Red stage lights cloaked the band at the Christopher Cohan Performing Arts Center (PAC), illuminating the stage like a hidden beach under the setting sun. Usually, this would make great symbolism for a band with two original members over 70 years old. Something about The Beach Boys being on their way out; something about being on their last legs with younger supporting band mates carrying Mike Love and Bruce Johnston through the performance.
Unfortunately for that convenient imagery, and fortunately for everyone who paid money to attend, the concert lasted more than three hours.
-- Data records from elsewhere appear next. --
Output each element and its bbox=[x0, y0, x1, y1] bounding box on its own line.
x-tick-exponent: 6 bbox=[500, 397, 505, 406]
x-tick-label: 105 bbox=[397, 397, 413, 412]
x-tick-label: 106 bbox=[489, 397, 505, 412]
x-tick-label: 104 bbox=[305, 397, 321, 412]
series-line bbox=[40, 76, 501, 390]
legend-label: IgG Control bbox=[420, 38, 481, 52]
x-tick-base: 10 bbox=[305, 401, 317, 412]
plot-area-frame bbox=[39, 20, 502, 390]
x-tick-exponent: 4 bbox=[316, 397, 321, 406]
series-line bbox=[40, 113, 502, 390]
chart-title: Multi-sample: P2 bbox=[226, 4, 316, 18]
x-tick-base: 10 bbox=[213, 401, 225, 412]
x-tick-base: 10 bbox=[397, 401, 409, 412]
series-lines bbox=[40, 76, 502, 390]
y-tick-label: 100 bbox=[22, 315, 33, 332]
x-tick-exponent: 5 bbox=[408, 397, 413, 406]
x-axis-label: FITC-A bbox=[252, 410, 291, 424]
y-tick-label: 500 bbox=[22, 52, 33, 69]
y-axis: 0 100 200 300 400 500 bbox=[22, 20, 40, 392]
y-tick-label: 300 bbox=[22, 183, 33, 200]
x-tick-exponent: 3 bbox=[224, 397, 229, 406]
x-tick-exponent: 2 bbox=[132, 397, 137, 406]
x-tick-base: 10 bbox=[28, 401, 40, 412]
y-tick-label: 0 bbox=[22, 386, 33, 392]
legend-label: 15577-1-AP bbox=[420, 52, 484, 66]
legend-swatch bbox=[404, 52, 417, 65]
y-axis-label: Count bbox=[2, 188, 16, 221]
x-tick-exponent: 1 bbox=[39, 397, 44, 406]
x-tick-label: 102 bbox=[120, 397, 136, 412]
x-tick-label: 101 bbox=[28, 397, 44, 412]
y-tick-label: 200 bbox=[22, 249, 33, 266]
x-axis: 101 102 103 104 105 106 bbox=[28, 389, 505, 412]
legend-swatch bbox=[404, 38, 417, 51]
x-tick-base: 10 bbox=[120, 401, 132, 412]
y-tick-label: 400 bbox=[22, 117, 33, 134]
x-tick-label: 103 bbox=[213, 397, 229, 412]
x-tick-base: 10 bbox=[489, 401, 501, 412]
The Beach Boys I saw last night wasn’t the same band that put out Pet Sounds, Smiley Smile or Surf’s Up. Only Love and Johnston remain of the original incarnation. There was no breakdancing, fireworks or T-shirt guns. Clad in dad jeans, the band stayed mostly stationary as it worked its way through the astounding number of hits the band has put out in its 55-year history. There weren’t any surprises or sudden turns.
The crowd’s composition matched. Rather than sandy teenagers or bikini clad girls, the concert hall filled with salt and pepper hair, respectable husband/wife types and beer bellies hidden under Hawaiian shirts.
This all sounds like criticism, but it isn’t. What’s wrong with any of that? The Beach Boys brought the audience with them through a nostalgia tour of their greatest hits, landing us on a SoCal beach bonfire in the mid-60s.
The band plays some 150 shows per year; my grandparents read, sleep and watch “Seinfeld.”
Considering the time Love and Johnston have spent under the limelight (more than half of a century), they were both impressively animated and self-aware. Love jabbed that the band was playing for the Mensa Society, then Johnston countered in the next song with bellows that sounded like they belonged to a 16-year-old a cappella pro — astoundingly intact. The humility with which the two carried the show, especially Love, presented the audience with a sense that the pair hadn’t grown senile, but rather wise — past the immaturity of narcissism that fame can bring.
The music followed a similar trend. There was no moment that I felt like my brain was melting or that I was put on the path to some religious awakening. That isn’t The Beach Boys, and it’s never been The Beach Boys. The reason their live performance has aged so well is that they’ve always been poppy and listenable. The high water mark of obscurity for the band’s discography was never beyond the scope of something they wouldn’t be able to handle or present effectively after aging. “God Only Knows” is equally fitting for The Beach Boys, aged 25 or 75.
I’d like to see Kanye touring when he’s that age, but I don’t envision his sounds translating as well.
Despite a general sense of comfort with being old guys who still love rock and roll and haven’t lost fun in the darkness of seniorism, some wrinkles oozed to the surface. Love may have Periscoped some of the concert from his iPhone as if to say, “Hey I also use emoji,” but moments of the projected images behind the band — the main visual focal point — were pretty dismal. As the band played “Help Me Rhonda,” a slideshow of different font variations of “I Heart Rock n’ Roll” cross faded on the screen. First a speech bubble of the text, then ill-fitting neon, then even less fitting as a tattoo design. Someone seemed to have just used Google images to find rock and roll-themed clip art, then tossed it into iMovie. The authentic nostalgia was undone, punctuated by shots nearly identical to what plays at the PacSun, where you hunted for board shorts.
The moments of faded veil were revived in the last, most emotional songs. Before playing “The Warmth of the Sun,” Love gave a short explanation about the song being written in the hours before the Kennedy assassination. For “God Only Knows,” an audio recording of the late Carl Wilson sang in tribute.
In the end, the audience left fulfilled, home and tucked in before midnight.